Boro Census Drop ‘Nonsense’: City
By DOMENICK RAFTER
The near-stagnant population in Queens revealed by the 2010 Census is nonsensical, and the City filed a challenge to the results in the Northwestern part of the borough, the NYC Dept. of City Planning told the Queens Borough Board this week.
“The idea that the population didn’t change [in Queens], that the number of occupied housing units went down, is not reasonable at all,” Joseph Salvo, the director of population division for the NYC Dept. of City Planning, said at a meeting of the Queens Borough Cabinet this week.
The focus of the problem was Astoria, where Census figures show the biggest loss of population citywide, coupled with a 400 percent increase in housing vacancies. Jackson Heights also returned a population drop and rise in vacancies. Those results baffled local officials and residents in that area, who all agree the neighborhood has continued to grow.
Salvo said the city’s own statistics from the years preceding the Census do not add up in Astoria and Jackson Heights, even as it does in other parts of the borough, including parts that lost a significant population like Queens Village and Cambria Heights.
Using statistics like the number of foreclosures, inquiries to the postal service about units that do not receive mail, as well as City Dept. of Finance filings, the results did not point to a loss in population or rise in vacancies in Northwest Queens.
Salvo suggested that errors in the local Census office in Astoria were to blame for the mistake. The communities around Astoria and Jackson Heights, including Long Island City, Sunnyside, Woodside, Elmhurst and Corona, saw growth at or exceeding expectations; within the two neighborhoods there was a drop – almost perfectly outlining the borders of the area handled by that local Census office.

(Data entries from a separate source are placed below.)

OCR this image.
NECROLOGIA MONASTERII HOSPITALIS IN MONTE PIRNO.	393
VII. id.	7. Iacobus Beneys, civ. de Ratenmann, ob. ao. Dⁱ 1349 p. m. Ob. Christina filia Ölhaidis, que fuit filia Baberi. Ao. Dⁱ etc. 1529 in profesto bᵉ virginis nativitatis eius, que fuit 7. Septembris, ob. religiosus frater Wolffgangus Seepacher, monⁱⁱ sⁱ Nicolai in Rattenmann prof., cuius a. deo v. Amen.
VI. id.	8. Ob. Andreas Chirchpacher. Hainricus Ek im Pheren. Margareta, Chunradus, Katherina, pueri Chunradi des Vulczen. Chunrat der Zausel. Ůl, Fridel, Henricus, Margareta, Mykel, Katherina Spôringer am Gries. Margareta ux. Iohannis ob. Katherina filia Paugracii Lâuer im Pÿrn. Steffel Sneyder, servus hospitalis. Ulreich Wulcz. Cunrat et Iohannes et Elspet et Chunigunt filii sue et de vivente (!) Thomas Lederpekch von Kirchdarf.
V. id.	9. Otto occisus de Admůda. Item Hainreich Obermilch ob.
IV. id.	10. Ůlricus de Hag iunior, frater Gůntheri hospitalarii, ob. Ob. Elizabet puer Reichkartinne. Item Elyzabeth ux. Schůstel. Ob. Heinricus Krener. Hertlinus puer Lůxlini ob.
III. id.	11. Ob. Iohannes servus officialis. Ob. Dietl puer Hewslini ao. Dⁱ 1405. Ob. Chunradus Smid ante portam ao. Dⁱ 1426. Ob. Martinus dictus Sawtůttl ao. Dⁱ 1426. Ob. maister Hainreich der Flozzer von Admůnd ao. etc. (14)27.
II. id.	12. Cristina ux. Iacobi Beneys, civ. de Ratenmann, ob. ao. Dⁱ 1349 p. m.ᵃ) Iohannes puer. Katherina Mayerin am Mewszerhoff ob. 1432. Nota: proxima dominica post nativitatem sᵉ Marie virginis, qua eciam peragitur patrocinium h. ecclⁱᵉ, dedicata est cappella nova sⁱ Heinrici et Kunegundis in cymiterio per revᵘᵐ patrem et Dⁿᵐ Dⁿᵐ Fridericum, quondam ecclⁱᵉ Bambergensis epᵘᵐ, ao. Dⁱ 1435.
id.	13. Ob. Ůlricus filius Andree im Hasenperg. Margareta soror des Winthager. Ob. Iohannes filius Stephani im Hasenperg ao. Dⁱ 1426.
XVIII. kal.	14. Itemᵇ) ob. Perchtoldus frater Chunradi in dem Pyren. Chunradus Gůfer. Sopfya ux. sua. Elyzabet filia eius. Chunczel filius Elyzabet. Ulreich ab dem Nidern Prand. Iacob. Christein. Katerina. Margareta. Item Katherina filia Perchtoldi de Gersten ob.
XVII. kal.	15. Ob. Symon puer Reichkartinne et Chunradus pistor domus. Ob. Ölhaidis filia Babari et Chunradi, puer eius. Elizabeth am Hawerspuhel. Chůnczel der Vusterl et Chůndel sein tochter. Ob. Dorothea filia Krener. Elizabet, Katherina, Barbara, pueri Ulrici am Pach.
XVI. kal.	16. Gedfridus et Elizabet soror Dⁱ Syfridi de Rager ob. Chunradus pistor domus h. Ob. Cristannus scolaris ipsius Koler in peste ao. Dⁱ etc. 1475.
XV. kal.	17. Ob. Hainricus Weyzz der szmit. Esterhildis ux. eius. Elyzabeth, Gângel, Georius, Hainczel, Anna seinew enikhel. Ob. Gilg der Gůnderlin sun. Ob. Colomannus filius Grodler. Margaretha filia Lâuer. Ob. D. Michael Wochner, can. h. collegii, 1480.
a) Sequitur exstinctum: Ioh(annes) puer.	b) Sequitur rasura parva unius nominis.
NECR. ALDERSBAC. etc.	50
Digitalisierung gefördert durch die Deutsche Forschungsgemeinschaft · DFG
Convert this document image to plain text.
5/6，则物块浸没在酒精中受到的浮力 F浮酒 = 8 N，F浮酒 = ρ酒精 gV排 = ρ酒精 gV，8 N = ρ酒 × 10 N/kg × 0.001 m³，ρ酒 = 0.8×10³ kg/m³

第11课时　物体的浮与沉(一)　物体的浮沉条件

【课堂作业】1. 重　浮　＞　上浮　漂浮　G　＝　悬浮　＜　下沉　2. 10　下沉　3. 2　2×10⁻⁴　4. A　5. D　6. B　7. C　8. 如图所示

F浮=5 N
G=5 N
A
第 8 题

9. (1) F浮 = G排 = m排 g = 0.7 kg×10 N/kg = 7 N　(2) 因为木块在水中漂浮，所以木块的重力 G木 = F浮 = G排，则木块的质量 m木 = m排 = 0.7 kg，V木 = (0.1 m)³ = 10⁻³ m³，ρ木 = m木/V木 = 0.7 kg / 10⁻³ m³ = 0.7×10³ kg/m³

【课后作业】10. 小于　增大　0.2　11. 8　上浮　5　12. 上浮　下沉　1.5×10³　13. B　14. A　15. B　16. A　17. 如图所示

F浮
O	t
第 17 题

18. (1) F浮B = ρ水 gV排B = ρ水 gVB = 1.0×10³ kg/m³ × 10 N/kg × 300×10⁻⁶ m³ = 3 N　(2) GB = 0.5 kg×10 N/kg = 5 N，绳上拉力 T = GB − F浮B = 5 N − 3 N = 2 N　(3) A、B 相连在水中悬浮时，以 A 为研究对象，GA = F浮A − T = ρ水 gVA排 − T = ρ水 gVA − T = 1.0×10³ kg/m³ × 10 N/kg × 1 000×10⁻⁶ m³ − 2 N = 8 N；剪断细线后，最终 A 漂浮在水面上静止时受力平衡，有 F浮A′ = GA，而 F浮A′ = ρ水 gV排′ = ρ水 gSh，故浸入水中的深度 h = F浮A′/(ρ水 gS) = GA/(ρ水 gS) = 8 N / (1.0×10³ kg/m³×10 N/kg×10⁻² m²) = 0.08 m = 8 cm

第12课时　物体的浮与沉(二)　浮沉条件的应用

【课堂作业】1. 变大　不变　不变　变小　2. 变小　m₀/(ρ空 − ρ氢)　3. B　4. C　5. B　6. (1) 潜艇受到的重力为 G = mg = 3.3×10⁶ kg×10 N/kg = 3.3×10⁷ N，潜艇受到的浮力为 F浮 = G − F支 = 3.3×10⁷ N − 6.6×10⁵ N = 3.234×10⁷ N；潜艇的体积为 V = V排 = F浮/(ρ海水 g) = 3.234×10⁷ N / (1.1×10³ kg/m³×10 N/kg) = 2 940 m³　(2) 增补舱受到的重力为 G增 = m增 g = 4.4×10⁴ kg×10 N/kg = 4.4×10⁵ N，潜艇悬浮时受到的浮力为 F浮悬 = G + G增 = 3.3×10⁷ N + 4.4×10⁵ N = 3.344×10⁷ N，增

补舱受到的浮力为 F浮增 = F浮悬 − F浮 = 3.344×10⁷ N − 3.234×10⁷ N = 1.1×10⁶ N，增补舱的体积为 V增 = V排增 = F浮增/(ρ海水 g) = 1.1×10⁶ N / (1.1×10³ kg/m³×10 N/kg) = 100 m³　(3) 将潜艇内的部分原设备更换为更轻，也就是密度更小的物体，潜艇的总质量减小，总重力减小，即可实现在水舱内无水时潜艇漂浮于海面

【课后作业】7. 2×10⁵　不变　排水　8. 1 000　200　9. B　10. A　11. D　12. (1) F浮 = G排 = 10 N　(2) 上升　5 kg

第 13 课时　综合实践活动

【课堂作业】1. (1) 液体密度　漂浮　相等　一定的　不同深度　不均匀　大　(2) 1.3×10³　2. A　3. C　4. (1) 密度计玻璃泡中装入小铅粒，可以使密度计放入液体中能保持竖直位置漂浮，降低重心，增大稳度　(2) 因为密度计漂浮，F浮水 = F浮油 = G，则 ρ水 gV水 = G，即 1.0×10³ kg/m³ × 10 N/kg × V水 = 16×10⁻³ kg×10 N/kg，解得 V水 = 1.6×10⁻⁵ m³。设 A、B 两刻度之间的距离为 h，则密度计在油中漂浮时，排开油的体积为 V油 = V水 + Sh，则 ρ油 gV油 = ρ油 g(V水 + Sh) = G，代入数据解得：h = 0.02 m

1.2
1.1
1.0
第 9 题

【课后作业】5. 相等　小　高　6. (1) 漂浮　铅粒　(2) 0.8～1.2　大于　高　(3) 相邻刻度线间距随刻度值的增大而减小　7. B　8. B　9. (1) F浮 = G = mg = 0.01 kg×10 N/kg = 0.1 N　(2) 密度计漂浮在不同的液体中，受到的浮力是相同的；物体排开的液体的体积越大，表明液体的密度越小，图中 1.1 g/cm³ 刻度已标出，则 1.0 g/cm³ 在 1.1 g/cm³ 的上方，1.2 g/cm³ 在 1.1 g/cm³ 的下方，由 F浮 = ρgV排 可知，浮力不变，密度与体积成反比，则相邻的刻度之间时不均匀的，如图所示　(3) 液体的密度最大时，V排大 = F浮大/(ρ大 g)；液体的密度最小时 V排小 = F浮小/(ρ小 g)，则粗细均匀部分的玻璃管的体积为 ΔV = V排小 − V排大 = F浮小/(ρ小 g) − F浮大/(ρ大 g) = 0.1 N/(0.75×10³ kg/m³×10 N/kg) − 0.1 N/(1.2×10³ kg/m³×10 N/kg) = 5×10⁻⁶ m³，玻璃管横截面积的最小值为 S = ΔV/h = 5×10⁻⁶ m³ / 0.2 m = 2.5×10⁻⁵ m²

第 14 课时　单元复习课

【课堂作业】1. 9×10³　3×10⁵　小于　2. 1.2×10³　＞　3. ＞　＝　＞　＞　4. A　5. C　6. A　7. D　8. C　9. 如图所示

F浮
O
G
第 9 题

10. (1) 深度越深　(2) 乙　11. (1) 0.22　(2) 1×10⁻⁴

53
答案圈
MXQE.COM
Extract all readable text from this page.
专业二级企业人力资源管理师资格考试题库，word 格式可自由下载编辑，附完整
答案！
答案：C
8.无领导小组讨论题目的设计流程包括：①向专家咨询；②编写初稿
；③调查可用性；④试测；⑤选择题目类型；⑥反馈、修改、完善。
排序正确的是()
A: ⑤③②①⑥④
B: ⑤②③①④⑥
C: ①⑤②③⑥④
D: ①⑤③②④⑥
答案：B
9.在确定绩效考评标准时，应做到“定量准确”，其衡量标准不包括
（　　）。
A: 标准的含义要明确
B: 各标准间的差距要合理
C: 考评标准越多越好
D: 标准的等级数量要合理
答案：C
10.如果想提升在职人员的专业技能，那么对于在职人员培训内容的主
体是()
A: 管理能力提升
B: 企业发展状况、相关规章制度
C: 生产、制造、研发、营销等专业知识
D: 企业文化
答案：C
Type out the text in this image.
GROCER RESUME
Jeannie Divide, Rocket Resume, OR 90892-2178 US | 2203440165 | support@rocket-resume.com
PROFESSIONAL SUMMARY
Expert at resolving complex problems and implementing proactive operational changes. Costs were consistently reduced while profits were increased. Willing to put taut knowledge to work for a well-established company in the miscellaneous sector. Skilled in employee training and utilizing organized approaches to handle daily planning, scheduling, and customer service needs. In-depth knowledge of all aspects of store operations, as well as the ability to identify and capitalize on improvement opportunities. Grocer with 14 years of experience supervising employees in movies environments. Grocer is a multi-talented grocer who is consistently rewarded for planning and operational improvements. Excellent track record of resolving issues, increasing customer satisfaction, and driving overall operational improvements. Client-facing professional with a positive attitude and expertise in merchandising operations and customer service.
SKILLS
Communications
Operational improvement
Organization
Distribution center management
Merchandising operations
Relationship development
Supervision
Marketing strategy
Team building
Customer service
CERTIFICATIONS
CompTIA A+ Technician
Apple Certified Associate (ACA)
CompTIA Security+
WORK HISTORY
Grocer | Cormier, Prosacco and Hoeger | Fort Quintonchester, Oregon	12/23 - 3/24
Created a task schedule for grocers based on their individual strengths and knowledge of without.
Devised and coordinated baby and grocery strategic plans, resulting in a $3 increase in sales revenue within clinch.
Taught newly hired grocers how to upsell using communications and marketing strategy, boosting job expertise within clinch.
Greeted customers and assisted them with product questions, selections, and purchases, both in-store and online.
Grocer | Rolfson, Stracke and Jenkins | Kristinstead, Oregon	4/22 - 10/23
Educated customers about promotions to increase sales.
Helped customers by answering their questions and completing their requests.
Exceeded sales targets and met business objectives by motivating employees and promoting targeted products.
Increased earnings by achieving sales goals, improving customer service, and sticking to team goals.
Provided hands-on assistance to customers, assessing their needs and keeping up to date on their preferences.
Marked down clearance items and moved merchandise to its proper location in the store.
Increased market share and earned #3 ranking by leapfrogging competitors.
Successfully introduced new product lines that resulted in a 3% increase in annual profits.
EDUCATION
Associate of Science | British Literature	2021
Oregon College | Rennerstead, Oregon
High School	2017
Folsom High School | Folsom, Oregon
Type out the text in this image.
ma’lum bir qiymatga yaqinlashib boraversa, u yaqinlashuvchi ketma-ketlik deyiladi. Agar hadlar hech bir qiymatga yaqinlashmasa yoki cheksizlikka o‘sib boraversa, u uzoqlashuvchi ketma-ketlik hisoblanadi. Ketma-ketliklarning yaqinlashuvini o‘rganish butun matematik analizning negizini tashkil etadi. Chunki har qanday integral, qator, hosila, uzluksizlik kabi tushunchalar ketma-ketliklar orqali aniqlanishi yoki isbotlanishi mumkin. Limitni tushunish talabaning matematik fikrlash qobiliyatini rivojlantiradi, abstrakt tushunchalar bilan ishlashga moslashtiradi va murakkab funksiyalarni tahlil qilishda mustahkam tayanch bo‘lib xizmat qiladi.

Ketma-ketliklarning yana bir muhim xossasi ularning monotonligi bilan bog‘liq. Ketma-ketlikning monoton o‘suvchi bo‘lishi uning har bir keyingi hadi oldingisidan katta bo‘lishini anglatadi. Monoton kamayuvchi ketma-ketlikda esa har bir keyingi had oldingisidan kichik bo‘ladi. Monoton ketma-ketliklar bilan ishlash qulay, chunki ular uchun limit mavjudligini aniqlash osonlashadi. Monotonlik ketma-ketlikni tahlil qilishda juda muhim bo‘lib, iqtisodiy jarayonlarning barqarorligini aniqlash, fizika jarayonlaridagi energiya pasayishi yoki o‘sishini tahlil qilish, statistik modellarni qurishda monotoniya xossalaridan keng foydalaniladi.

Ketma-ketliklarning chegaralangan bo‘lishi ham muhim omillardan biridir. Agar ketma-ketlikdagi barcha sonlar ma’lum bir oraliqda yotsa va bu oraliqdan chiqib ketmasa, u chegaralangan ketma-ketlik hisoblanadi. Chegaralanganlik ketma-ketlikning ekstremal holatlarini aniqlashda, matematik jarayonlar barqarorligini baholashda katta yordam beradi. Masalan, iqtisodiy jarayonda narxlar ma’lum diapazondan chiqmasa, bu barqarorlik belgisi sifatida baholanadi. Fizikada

A similar problem occurred in Southwest Brooklyn, also almost entirely contained within one Census office. The city is also challenging the results there.
The problem, Salvo said, may be the way the Census offices tabulated the vacant apartments they were not able to get access to. Instead of making estimations, the offices might have just registered them vacant when they actually were not.
Salvo said he would testify before Congress in the spring about the Census issues in New York City and warned that any change in the tabulations because of errors would come too late to affect redistricting, though any mistakes cleared up would help the Census bureau in the 2020 Census, the planning for which begins in just a few years.